Partial list of species in the collection
| Common name | Spain-native species | Non-native species |
|---|---|---|
| Azaleas (multiple species) |  | Genus Rhododendron |
| Balearic boxwood | Buxus balearica |  |
| Chinese hawthorn |  | Crataegus cuneata |
| Chinese quince |  | Pseudocydonia sinensis |
| Cork oak | Quercus suber |  |
| European beech | Fagus sylvatica |  |
| European wild olive | Olea europae var. sylvestris |  |
| European yew | Taxus baccata |  |
| Field elm | Ulmus minor |  |
| Ginkgo |  | Ginkgo biloba |
| Hinoki cypress |  | Chamaecyparis obtusa |
| Hokkaido fir |  | Abies sachalinensis |
| Holly oak | Quercus ilex |  |
| Japanese apricot |  | Prunus mume |
| Japanese black pine |  | Pinus thunbergii |
| Japanese cedar |  | Cryptomeria japonica |
| Japanese persimmon |  | Diospyros kaki |
| Japanese quince |  | Chaenomeles japonica |
| Japanese white pine |  | Pinus parviflora |
| Japanese yew |  | Taxus cuspidata |
| Japanese zelkova |  | Zelkova serrata |
| Judas tree | Cercis siliquastrum |  |
| Maples (multiple species) |  | Genus Acer |
| Trident maple |  | Acer buergerianum |
| Pomegranate |  | Punica granatum |
| Portuguese oak | Quercus faginea |  |
| Potentillas |  | Genus Potentilla |
| Russian olive |  | Elaeagnus angustifolia |
| Sabina juniper | Juniperus sabina |  |
| Scots pine | Pinus sylvestris |  |
| Shimpaku juniper |  | Juniperus chinensis |

== Activities ==

Besides the permanent display of its collection, the museum publishes books and spreads the art of bonsai by conducting seminars, classes, conferences and professional workshops and demonstrations.

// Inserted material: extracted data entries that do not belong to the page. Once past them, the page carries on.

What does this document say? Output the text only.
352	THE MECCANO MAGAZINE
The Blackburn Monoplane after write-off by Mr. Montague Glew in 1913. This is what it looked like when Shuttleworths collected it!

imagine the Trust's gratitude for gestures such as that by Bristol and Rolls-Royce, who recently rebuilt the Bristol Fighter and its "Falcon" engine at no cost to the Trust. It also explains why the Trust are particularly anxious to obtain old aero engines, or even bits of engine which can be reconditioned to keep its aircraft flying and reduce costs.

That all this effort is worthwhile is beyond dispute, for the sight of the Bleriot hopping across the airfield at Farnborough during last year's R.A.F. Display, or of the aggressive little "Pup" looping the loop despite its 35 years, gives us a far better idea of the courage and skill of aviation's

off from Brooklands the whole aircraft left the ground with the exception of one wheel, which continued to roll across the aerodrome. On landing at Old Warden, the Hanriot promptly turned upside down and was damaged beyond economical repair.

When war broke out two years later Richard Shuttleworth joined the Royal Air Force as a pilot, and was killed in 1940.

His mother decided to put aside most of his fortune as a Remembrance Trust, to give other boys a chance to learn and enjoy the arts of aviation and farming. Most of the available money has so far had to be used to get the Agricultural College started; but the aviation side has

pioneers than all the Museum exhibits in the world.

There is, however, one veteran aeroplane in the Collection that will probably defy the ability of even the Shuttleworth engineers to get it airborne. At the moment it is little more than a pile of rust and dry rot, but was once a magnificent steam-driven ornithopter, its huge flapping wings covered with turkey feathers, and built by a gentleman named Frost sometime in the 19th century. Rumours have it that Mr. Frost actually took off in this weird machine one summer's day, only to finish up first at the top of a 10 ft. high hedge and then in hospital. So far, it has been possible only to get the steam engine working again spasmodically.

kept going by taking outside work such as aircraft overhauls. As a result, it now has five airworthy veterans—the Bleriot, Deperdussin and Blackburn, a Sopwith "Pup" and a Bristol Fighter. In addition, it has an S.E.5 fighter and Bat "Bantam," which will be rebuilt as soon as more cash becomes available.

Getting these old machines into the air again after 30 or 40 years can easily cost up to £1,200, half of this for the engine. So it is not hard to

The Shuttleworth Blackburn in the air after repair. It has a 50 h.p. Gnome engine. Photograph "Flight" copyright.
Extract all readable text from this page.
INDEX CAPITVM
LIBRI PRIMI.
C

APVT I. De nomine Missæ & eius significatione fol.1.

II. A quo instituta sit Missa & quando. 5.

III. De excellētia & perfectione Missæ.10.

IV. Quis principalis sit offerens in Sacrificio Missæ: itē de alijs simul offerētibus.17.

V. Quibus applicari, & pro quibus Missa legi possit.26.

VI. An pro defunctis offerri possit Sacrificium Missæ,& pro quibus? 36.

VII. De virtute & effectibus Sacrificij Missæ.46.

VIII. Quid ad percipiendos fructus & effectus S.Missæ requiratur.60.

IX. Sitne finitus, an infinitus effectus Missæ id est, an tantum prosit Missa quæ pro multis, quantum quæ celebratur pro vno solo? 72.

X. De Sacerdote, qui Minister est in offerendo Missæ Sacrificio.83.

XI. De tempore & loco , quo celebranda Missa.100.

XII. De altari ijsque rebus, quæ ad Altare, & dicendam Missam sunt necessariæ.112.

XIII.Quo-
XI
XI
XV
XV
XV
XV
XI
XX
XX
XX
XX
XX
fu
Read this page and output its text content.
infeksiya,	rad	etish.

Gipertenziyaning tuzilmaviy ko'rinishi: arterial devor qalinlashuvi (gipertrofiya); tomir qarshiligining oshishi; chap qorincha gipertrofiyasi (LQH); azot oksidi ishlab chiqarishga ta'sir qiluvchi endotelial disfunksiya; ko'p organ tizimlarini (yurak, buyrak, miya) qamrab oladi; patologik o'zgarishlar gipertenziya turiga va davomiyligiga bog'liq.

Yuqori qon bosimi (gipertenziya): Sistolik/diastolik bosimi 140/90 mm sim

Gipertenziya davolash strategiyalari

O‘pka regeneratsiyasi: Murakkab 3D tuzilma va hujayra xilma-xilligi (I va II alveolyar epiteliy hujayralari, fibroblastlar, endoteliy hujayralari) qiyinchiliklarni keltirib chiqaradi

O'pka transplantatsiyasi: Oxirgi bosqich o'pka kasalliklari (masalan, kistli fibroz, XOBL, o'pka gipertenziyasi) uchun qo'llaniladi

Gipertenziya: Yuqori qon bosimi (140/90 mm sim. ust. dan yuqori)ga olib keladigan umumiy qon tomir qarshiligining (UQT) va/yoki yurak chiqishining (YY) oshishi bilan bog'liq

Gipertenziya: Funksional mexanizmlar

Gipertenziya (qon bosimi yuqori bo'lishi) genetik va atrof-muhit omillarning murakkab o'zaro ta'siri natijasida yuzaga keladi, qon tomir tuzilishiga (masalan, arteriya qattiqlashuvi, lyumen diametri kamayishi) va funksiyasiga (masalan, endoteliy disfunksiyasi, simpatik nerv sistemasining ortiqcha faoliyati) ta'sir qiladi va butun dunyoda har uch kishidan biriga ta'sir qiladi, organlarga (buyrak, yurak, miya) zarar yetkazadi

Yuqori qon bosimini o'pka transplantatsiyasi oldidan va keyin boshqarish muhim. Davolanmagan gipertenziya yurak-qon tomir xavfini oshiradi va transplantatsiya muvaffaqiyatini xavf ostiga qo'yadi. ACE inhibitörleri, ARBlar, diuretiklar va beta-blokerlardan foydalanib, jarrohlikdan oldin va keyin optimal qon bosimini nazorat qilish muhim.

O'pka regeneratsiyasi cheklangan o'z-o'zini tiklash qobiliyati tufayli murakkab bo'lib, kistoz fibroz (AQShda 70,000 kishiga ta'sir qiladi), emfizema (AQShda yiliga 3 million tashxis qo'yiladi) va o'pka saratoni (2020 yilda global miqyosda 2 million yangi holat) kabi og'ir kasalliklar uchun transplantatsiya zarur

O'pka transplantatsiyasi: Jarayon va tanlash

The museum also organizes national bonsai shows and competitions in partnership with the Municipality of Alcobendas, the Japanese Embassy, and Spanish governmental agencies in charge of cultural development. These competitions are open to professionals and bonsai aficionados; quality awards are presented to the best trees.